Sumbarkita — Pemerintah Kabupaten (Pemkab) Solok Selatan menyalurkan bantuan peralatan untuk 302 pelaku Usaha Mikro, Kecil, dan Menengah (UMKM) yang tersebar di seluruh kecamatan. Penyerahan berlangsung di Ruang Terbuka Hijau (RTH) Solok Selatan, Padang Aro, Senin (8/12/2025).
Bupati Solok Selatan, H. Khairunas, menyebut langkah ini menjadi bagian dari program berkelanjutan pemerintah daerah dalam meningkatkan kapasitas dan daya saing UMKM.
Ia menegaskan bahwa UMKM memegang peranan penting sebagai motor penggerak ekonomi daerah. Selain bersentuhan langsung dengan masyarakat, sektor ini juga menyerap banyak tenaga kerja.
“Untuk itu pemerintah berkomitmen untuk terus mengembangkan dan meningkatkan UMKM melalui program yang kita sebut sebagai UMKM Naik Kelas,” ujar Khairunas.
Peralatan yang diberikan merupakan sarana pendukung produksi, mulai dari alat masak, peralatan bengkel, etalase, mesin jahit, hingga berbagai perlengkapan usaha lainnya.
Khairunas menambahkan, peran UMKM dalam pertumbuhan ekonomi daerah telah terlihat secara nyata. Sejak 2021, rata-rata kontribusi sektor ini terhadap pertumbuhan ekonomi mencapai 4,09 persen.
“Angka ini menunjukkan bahwa UMKM memiliki peran strategis dalam menggerakkan roda perekonomian daerah kita,” ungkapnya.
Pemerintah daerah mencatat, pembinaan telah diberikan kepada 11.113 pelaku UMKM, meningkat signifikan dari tahun-tahun sebelumnya yang berjumlah 9.828 UMKM. Dalam tiga tahun terakhir, pemerintah juga telah menyalurkan 1.323 unit bantuan peralatan dengan total anggaran Rp2,3 miliar.
Selain itu, berbagai kegiatan pemerintah turut melibatkan UMKM guna memperluas promosi produk lokal.
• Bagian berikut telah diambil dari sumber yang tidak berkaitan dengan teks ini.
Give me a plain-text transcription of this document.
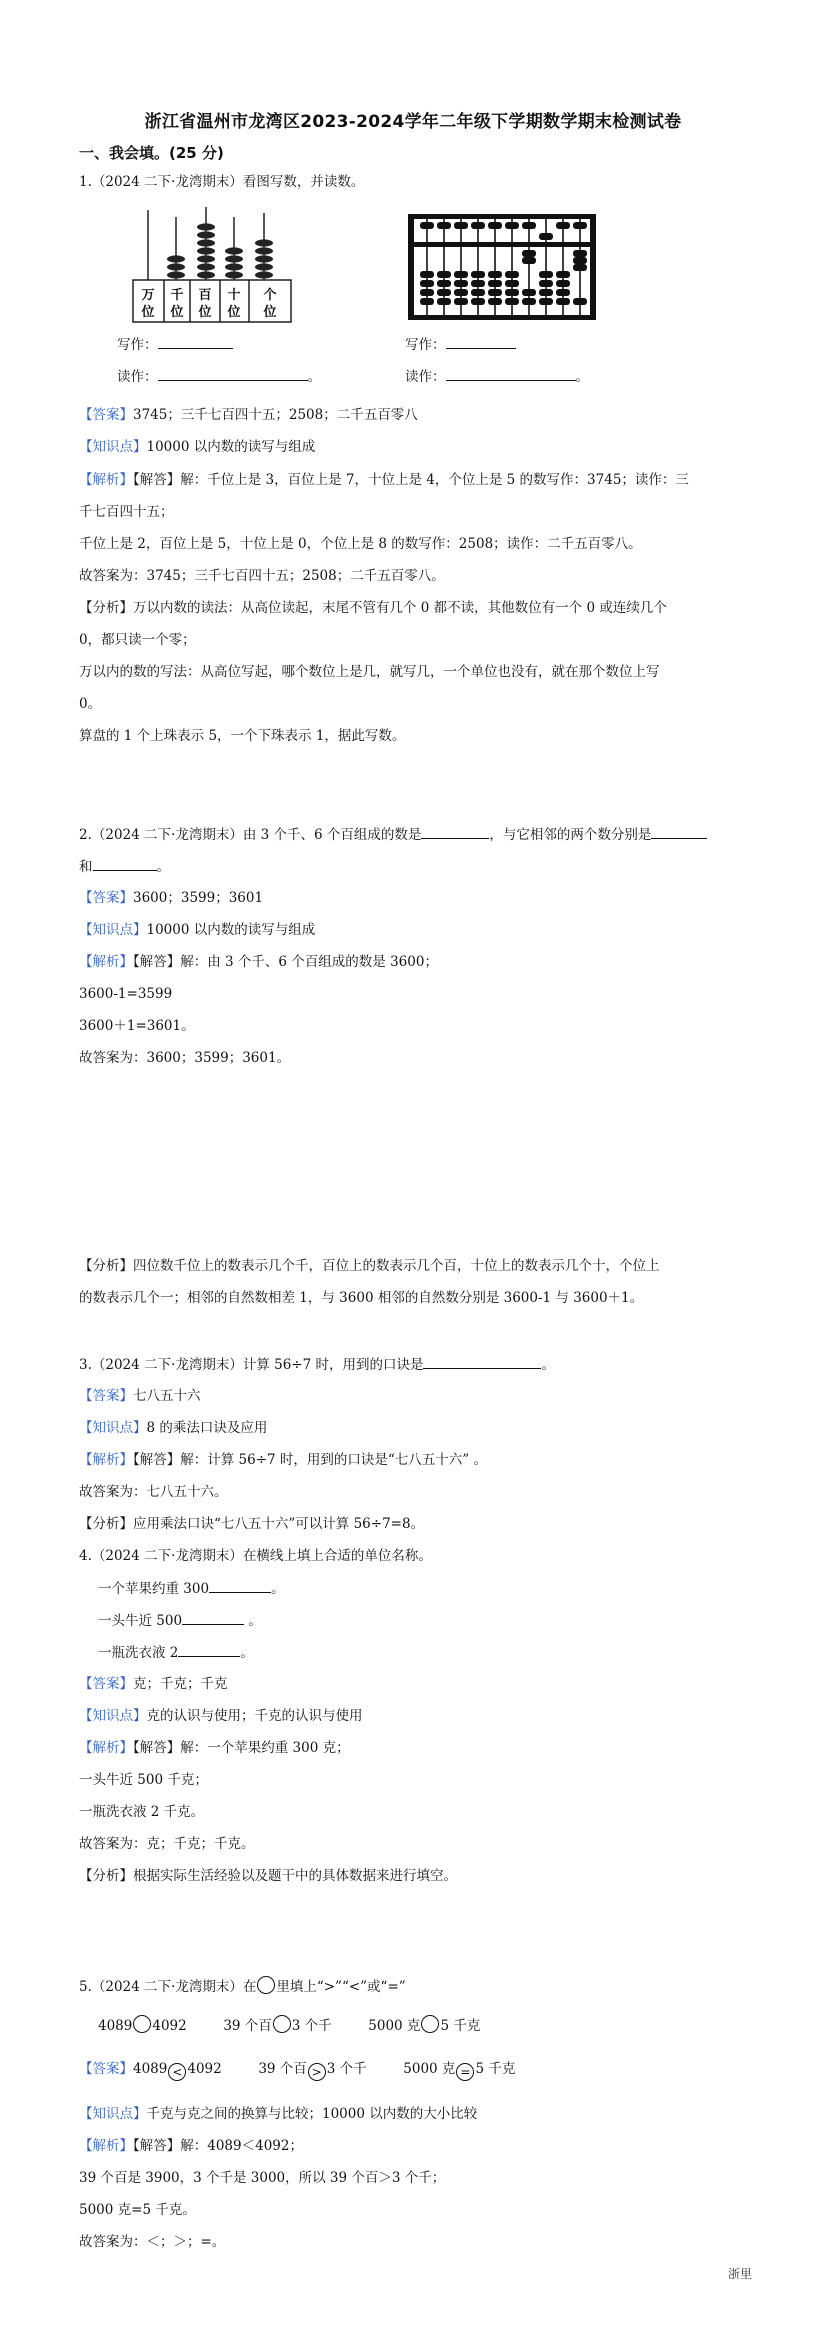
浙江省温州市龙湾区2023-2024学年二年级下学期数学期末检测试卷
一、我会填。(25 分)
1.（2024 二下·龙湾期末）看图写数，并读数。
万
位
千
位
百
位
十
位
个
位
写作：	写作：
读作：	。	读作：	。
【答案】3745；三千七百四十五；2508；二千五百零八
【知识点】10000 以内数的读写与组成
【解析】【解答】解：千位上是 3，百位上是 7，十位上是 4，个位上是 5 的数写作：3745；读作：三
千七百四十五；
千位上是 2，百位上是 5，十位上是 0，个位上是 8 的数写作：2508；读作：二千五百零八。
故答案为：3745；三千七百四十五；2508；二千五百零八。
【分析】万以内数的读法：从高位读起，末尾不管有几个 0 都不读，其他数位有一个 0 或连续几个
0，都只读一个零；
万以内的数的写法：从高位写起，哪个数位上是几，就写几，一个单位也没有，就在那个数位上写
0。
算盘的 1 个上珠表示 5，一个下珠表示 1，据此写数。
2.（2024 二下·龙湾期末）由 3 个千、6 个百组成的数是	，与它相邻的两个数分别是
和	。
【答案】3600；3599；3601
【知识点】10000 以内数的读写与组成
【解析】【解答】解：由 3 个千、6 个百组成的数是 3600；
3600-1=3599
3600＋1=3601。
故答案为：3600；3599；3601。
【分析】四位数千位上的数表示几个千，百位上的数表示几个百，十位上的数表示几个十，个位上
的数表示几个一；相邻的自然数相差 1，与 3600 相邻的自然数分别是 3600-1 与 3600＋1。
3.（2024 二下·龙湾期末）计算 56÷7 时，用到的口诀是	。
【答案】七八五十六
【知识点】8 的乘法口诀及应用
【解析】【解答】解：计算 56÷7 时，用到的口诀是“七八五十六” 。
故答案为：七八五十六。
【分析】应用乘法口诀“七八五十六”可以计算 56÷7=8。
4.（2024 二下·龙湾期末）在横线上填上合适的单位名称。
一个苹果约重 300	。
一头牛近 500	。
一瓶洗衣液 2	。
【答案】克；千克；千克
【知识点】克的认识与使用；千克的认识与使用
【解析】【解答】解：一个苹果约重 300 克；
一头牛近 500 千克；
一瓶洗衣液 2 千克。
故答案为：克；千克；千克。
【分析】根据实际生活经验以及题干中的具体数据来进行填空。
5.（2024 二下·龙湾期末）在 里填上“>”“<”或“=”
4089 4092	39 个百 3 个千	5000 克 5 千克
【答案】4089 < 4092	39 个百 > 3 个千	5000 克 = 5 千克
【知识点】千克与克之间的换算与比较；10000 以内数的大小比较
【解析】【解答】解：4089＜4092；
39 个百是 3900，3 个千是 3000，所以 39 个百＞3 个千；
5000 克=5 千克。
故答案为：＜；＞；=。
浙里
Pemerintah juga mengembangkan e-Katalog lokal Kabupaten Solok Selatan yang memuat produk UMKM agar dapat digunakan dalam sistem pengadaan barang dan jasa.
Meski begitu, Khairunas mengakui masih ada tantangan berupa terbatasnya jangkauan pasar UMKM di daerah. Pemerintah, katanya, akan terus mendorong perluasan akses pasar, baik di tingkat regional maupun nasional.